In recent weeks, it's arrived in Germany.
The school administrator view? Basically, if you had two hours of lessons developed for a Friday afternoon....then those lessons have been dumped, and the kid is not progressing in the areas that they 'missed'. If this 'movement' had been for just one single Friday, then no one would really care. But as you start to progress onto tests, and grading....with unexcused absences blended into the system....you could easily arrive at some chaotic moment in May....where some kids have a problem in progressing onto the next grade. Pressure upon administrators to just overlook this, and pass the kid anyway? That's not a trend that German school administrators advocate.
So over the weekend, Chancellor Merkel got into the discussion and more or less....supported the kids and went along with the skipping of classes on Friday.
The hype for the students and their 'theme'? Well....it's carried by social media more so.....than by the news media. You can reach out via ten kids with a message, and they pass it on, and within 24 hours, you've got virtually every kid in Sweden connected to the original message.

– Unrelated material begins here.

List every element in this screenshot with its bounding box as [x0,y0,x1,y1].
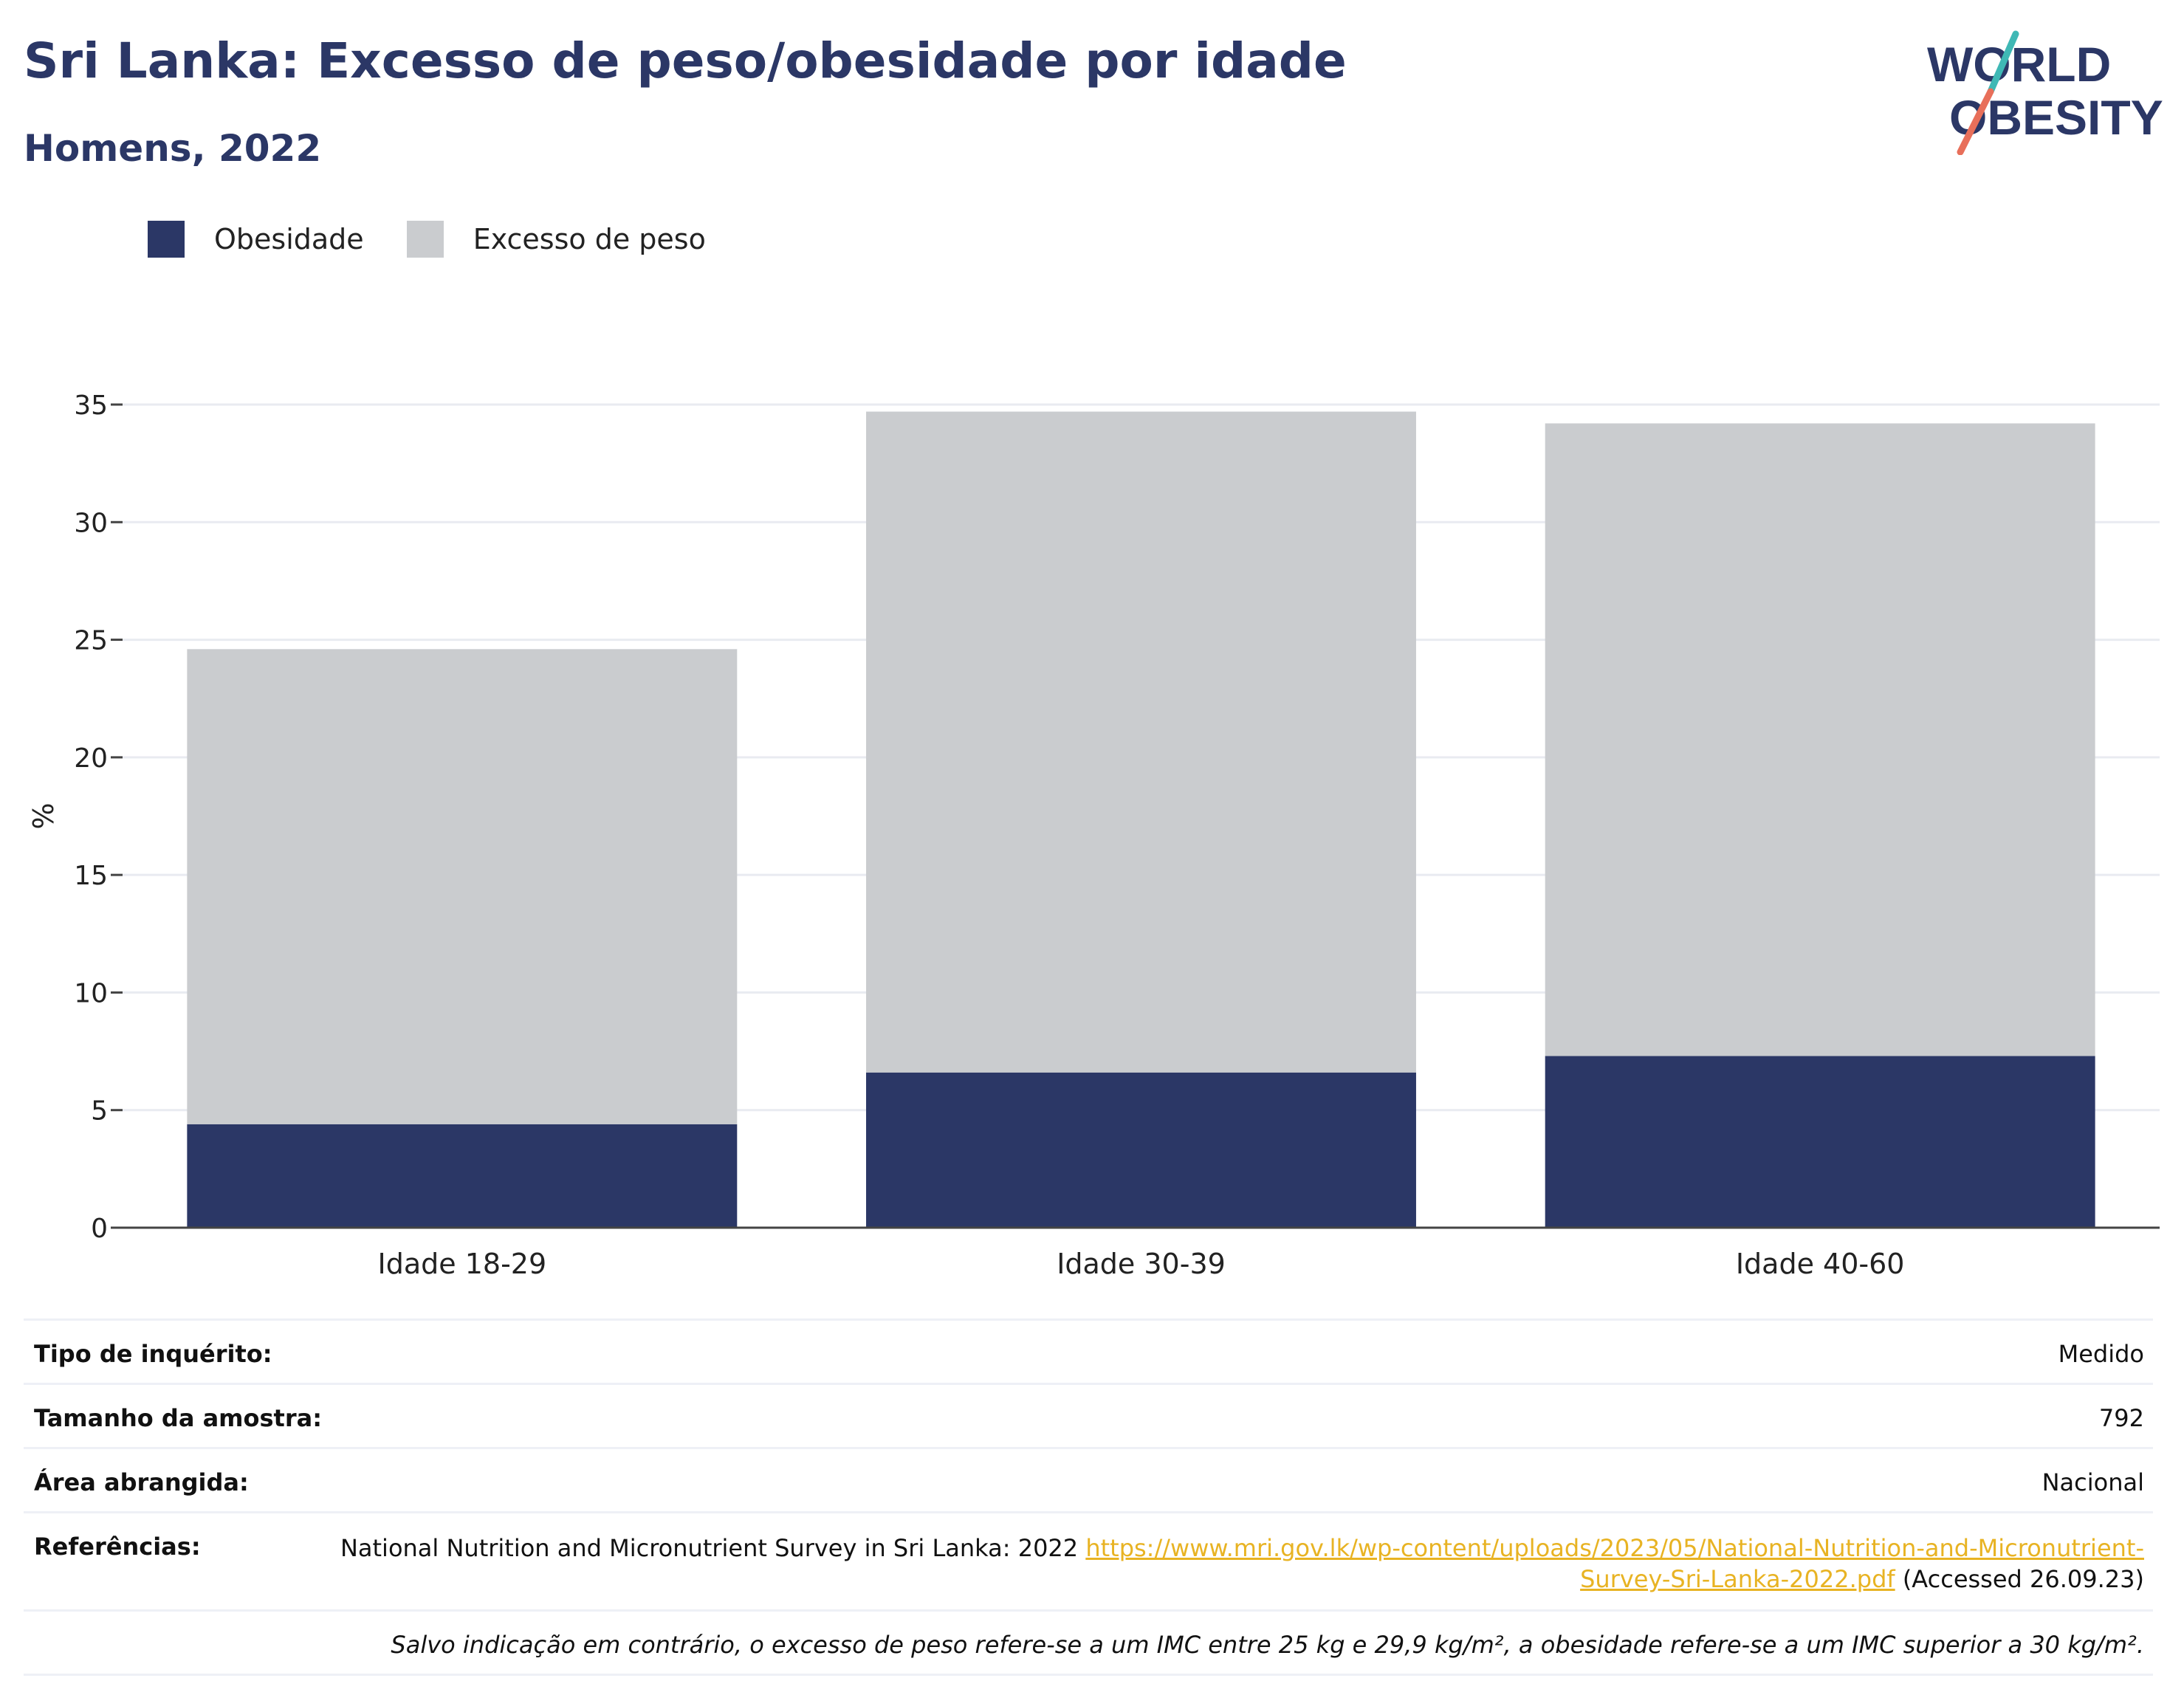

I pause over the story because with most mass movements....there's a beginning, and an end. In this case, because of the truancy involved, and threat of missed hours in school....the end may show up as early as May/June tests are concluded and grades are assigned where you'd typically move onto the next level. If you come up to some community with 1,000 kids across the various grades, and find that 60 of them don't have the grades or class-time to progress....it'll freak out parents and politicians.
This angle to give the vote down to kids who are sixteen? Well, this is openly discussed in a number of European countries. Most are working on the agenda of city and state elections going in this direction, and it's only a matter of time before the EU drafts up some legislation to say the sixteen year old is deemed an adult, and thus gets the vote lowered.
The potential for shadowy figures to get into the movement (into the social media listings) and then create a Thursday morning 'strike' for peace, or a Monday morning one-hour delayed arrival for a 'down-with-Nazism' strike? It's virtually guaranteed.
All of this created by one single Swedish ninth grader. And it trends to literally several thousand European kids who may not pass onto the next level or grade, because of missed classes and poor grades on tests.